Barbora si è salvata inizialmente, nel set decisivo, quando ha trovato una importante prima esterna sullo 0-1 1-5 30, per colpire poi le prime risposte profonde da almeno 40 minuti, sistematicamente sul lato del rovescio di Pavlyuchenkova, che è andata in affanno e ha ceduto la battuta. Sul 2-1 Krejcikova non allungava, ma sul 3-3 tornava avanti di un break nuovamente mandando in grande affanno Pavlyuchenkova, che non riusciva stavolta a rientrare e la ceca, in qualche modo, si portava sul 5-3. Il primo momento importante è arrivato subito: 15-40. Sul primo match point la russa ha vinto un bello scambio mentre sul secondo, costretta a una seconda palla, ha fatto l’unica cosa che poteva: mettere un colpo abbastanza carico e profondo, sul rovescio. Risposta fuori, 40-40, e gioco Pavlyuchenkova. Così Krejcikova doveva andare lentamente al minuto e mezzo più lungo della sua carriera, in un cambio campo che per lei non finiva mai e che l’avrebbe portata a servire per il primo Slam in singolare della carriera. Ha trovato una prima importante sul 15-15, è riuscita a tornare 40-15 ma sul primo match point di nuovo la tensione faceva capolino con un doppio fallo. Sul secondo è riuscita a cominciare lo scambio e l’avversaria, alla fine, ha messo lungo il rovescio.

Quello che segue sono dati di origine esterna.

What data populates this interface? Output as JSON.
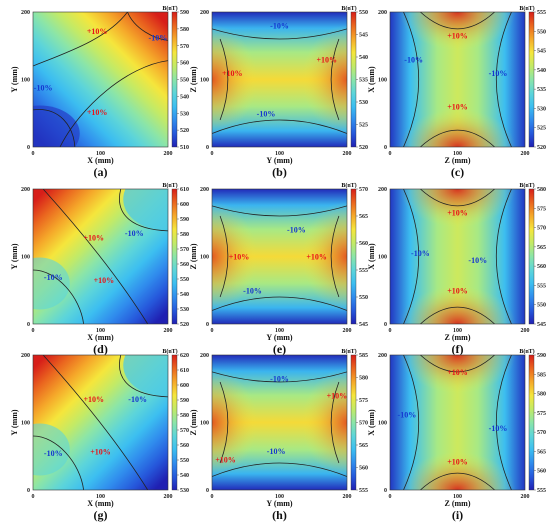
{
  "chart_data": [
    {
      "panel_label": "(a)",
      "type": "heatmap",
      "xlabel": "X (mm)",
      "ylabel": "Y (mm)",
      "colorbar_label": "B(nT)",
      "x_ticks": [
        "0",
        "100",
        "200"
      ],
      "y_ticks": [
        "0",
        "100",
        "200"
      ],
      "colorbar_ticks": [
        "510",
        "520",
        "530",
        "540",
        "550",
        "560",
        "570",
        "580",
        "590"
      ],
      "colorbar_range": [
        510,
        590
      ],
      "pattern": "diagonal",
      "contour_labels": [
        {
          "text": "+10%",
          "kind": "pos",
          "x": 95,
          "y": 172
        },
        {
          "text": "-10%",
          "kind": "neg",
          "x": 185,
          "y": 162
        },
        {
          "text": "-10%",
          "kind": "neg",
          "x": 15,
          "y": 88
        },
        {
          "text": "+10%",
          "kind": "pos",
          "x": 95,
          "y": 52
        }
      ]
    },
    {
      "panel_label": "(b)",
      "type": "heatmap",
      "xlabel": "Y (mm)",
      "ylabel": "Z (mm)",
      "colorbar_label": "B(nT)",
      "x_ticks": [
        "0",
        "100",
        "200"
      ],
      "y_ticks": [
        "0",
        "100",
        "200"
      ],
      "colorbar_ticks": [
        "520",
        "525",
        "530",
        "535",
        "540",
        "545",
        "550"
      ],
      "colorbar_range": [
        520,
        550
      ],
      "pattern": "saddle_lr",
      "contour_labels": [
        {
          "text": "-10%",
          "kind": "neg",
          "x": 100,
          "y": 180
        },
        {
          "text": "+10%",
          "kind": "pos",
          "x": 30,
          "y": 110
        },
        {
          "text": "+10%",
          "kind": "pos",
          "x": 170,
          "y": 130
        },
        {
          "text": "-10%",
          "kind": "neg",
          "x": 80,
          "y": 50
        }
      ]
    },
    {
      "panel_label": "(c)",
      "type": "heatmap",
      "xlabel": "Z (mm)",
      "ylabel": "X (mm)",
      "colorbar_label": "B(nT)",
      "x_ticks": [
        "0",
        "100",
        "200"
      ],
      "y_ticks": [
        "0",
        "100",
        "200"
      ],
      "colorbar_ticks": [
        "520",
        "525",
        "530",
        "535",
        "540",
        "545",
        "550",
        "555"
      ],
      "colorbar_range": [
        520,
        555
      ],
      "pattern": "saddle_tb",
      "contour_labels": [
        {
          "text": "+10%",
          "kind": "pos",
          "x": 100,
          "y": 165
        },
        {
          "text": "-10%",
          "kind": "neg",
          "x": 35,
          "y": 130
        },
        {
          "text": "-10%",
          "kind": "neg",
          "x": 160,
          "y": 110
        },
        {
          "text": "+10%",
          "kind": "pos",
          "x": 100,
          "y": 60
        }
      ]
    },
    {
      "panel_label": "(d)",
      "type": "heatmap",
      "xlabel": "X (mm)",
      "ylabel": "Y (mm)",
      "colorbar_label": "B(nT)",
      "x_ticks": [
        "0",
        "100",
        "200"
      ],
      "y_ticks": [
        "0",
        "100",
        "200"
      ],
      "colorbar_ticks": [
        "520",
        "530",
        "540",
        "550",
        "560",
        "570",
        "580",
        "590",
        "600",
        "610"
      ],
      "colorbar_range": [
        520,
        610
      ],
      "pattern": "diagonal",
      "contour_labels": [
        {
          "text": "+10%",
          "kind": "pos",
          "x": 90,
          "y": 128
        },
        {
          "text": "-10%",
          "kind": "neg",
          "x": 150,
          "y": 135
        },
        {
          "text": "-10%",
          "kind": "neg",
          "x": 30,
          "y": 70
        },
        {
          "text": "+10%",
          "kind": "pos",
          "x": 105,
          "y": 65
        }
      ]
    },
    {
      "panel_label": "(e)",
      "type": "heatmap",
      "xlabel": "Y (mm)",
      "ylabel": "Z (mm)",
      "colorbar_label": "B(nT)",
      "x_ticks": [
        "0",
        "100",
        "200"
      ],
      "y_ticks": [
        "0",
        "100",
        "200"
      ],
      "colorbar_ticks": [
        "545",
        "550",
        "555",
        "560",
        "565",
        "570"
      ],
      "colorbar_range": [
        545,
        570
      ],
      "pattern": "saddle_lr",
      "contour_labels": [
        {
          "text": "-10%",
          "kind": "neg",
          "x": 125,
          "y": 140
        },
        {
          "text": "+10%",
          "kind": "pos",
          "x": 40,
          "y": 100
        },
        {
          "text": "+10%",
          "kind": "pos",
          "x": 155,
          "y": 100
        },
        {
          "text": "-10%",
          "kind": "neg",
          "x": 60,
          "y": 50
        }
      ]
    },
    {
      "panel_label": "(f)",
      "type": "heatmap",
      "xlabel": "Z (mm)",
      "ylabel": "X (mm)",
      "colorbar_label": "B(nT)",
      "x_ticks": [
        "0",
        "100",
        "200"
      ],
      "y_ticks": [
        "0",
        "100",
        "200"
      ],
      "colorbar_ticks": [
        "545",
        "550",
        "555",
        "560",
        "565",
        "570",
        "575",
        "580"
      ],
      "colorbar_range": [
        545,
        580
      ],
      "pattern": "saddle_tb",
      "contour_labels": [
        {
          "text": "+10%",
          "kind": "pos",
          "x": 100,
          "y": 165
        },
        {
          "text": "-10%",
          "kind": "neg",
          "x": 45,
          "y": 105
        },
        {
          "text": "-10%",
          "kind": "neg",
          "x": 130,
          "y": 95
        },
        {
          "text": "+10%",
          "kind": "pos",
          "x": 100,
          "y": 50
        }
      ]
    },
    {
      "panel_label": "(g)",
      "type": "heatmap",
      "xlabel": "X (mm)",
      "ylabel": "Y (mm)",
      "colorbar_label": "B(nT)",
      "x_ticks": [
        "0",
        "100",
        "200"
      ],
      "y_ticks": [
        "0",
        "100",
        "200"
      ],
      "colorbar_ticks": [
        "530",
        "540",
        "550",
        "560",
        "570",
        "580",
        "590",
        "600",
        "610",
        "620"
      ],
      "colorbar_range": [
        530,
        620
      ],
      "pattern": "diagonal",
      "contour_labels": [
        {
          "text": "+10%",
          "kind": "pos",
          "x": 90,
          "y": 135
        },
        {
          "text": "-10%",
          "kind": "neg",
          "x": 155,
          "y": 135
        },
        {
          "text": "-10%",
          "kind": "neg",
          "x": 30,
          "y": 55
        },
        {
          "text": "+10%",
          "kind": "pos",
          "x": 100,
          "y": 57
        }
      ]
    },
    {
      "panel_label": "(h)",
      "type": "heatmap",
      "xlabel": "Y (mm)",
      "ylabel": "Z (mm)",
      "colorbar_label": "B(nT)",
      "x_ticks": [
        "0",
        "100",
        "200"
      ],
      "y_ticks": [
        "0",
        "100",
        "200"
      ],
      "colorbar_ticks": [
        "555",
        "560",
        "565",
        "570",
        "575",
        "580",
        "585"
      ],
      "colorbar_range": [
        555,
        585
      ],
      "pattern": "saddle_lr",
      "contour_labels": [
        {
          "text": "-10%",
          "kind": "neg",
          "x": 100,
          "y": 165
        },
        {
          "text": "+10%",
          "kind": "pos",
          "x": 185,
          "y": 140
        },
        {
          "text": "+10%",
          "kind": "pos",
          "x": 20,
          "y": 45
        },
        {
          "text": "-10%",
          "kind": "neg",
          "x": 95,
          "y": 58
        }
      ]
    },
    {
      "panel_label": "(i)",
      "type": "heatmap",
      "xlabel": "Z (mm)",
      "ylabel": "X (mm)",
      "colorbar_label": "B(nT)",
      "x_ticks": [
        "0",
        "100",
        "200"
      ],
      "y_ticks": [
        "0",
        "100",
        "200"
      ],
      "colorbar_ticks": [
        "555",
        "560",
        "565",
        "570",
        "575",
        "580",
        "585",
        "590"
      ],
      "colorbar_range": [
        555,
        590
      ],
      "pattern": "saddle_tb",
      "contour_labels": [
        {
          "text": "+10%",
          "kind": "pos",
          "x": 100,
          "y": 175
        },
        {
          "text": "-10%",
          "kind": "neg",
          "x": 25,
          "y": 112
        },
        {
          "text": "-10%",
          "kind": "neg",
          "x": 160,
          "y": 92
        },
        {
          "text": "+10%",
          "kind": "pos",
          "x": 100,
          "y": 42
        }
      ]
    }
  ]
}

Non ha nemmeno esultato particolarmente, tanto era sommersa da emozioni e sensazioni che aveva provato solo marginalmente in doppio e doppio misto, lì dove comunque aveva già ottenuto cinque successi. E così, a ormai 26 anni, Krejcikova mette insieme le due settimane “della vita” per un trofeo Slam in singolare che solo qualche settimana fa sembrava impossibile da prevedere. E non è finita: se dovesse riuscire a vincere il titolo in doppio, in coppia con Katerina Siniakova contro Iga Swiatek e Bethanie Mattek Sands, completerebbe una doppietta che al Roland Garros si è vista per l’ultima volta nel 2000 con Mary Pierce.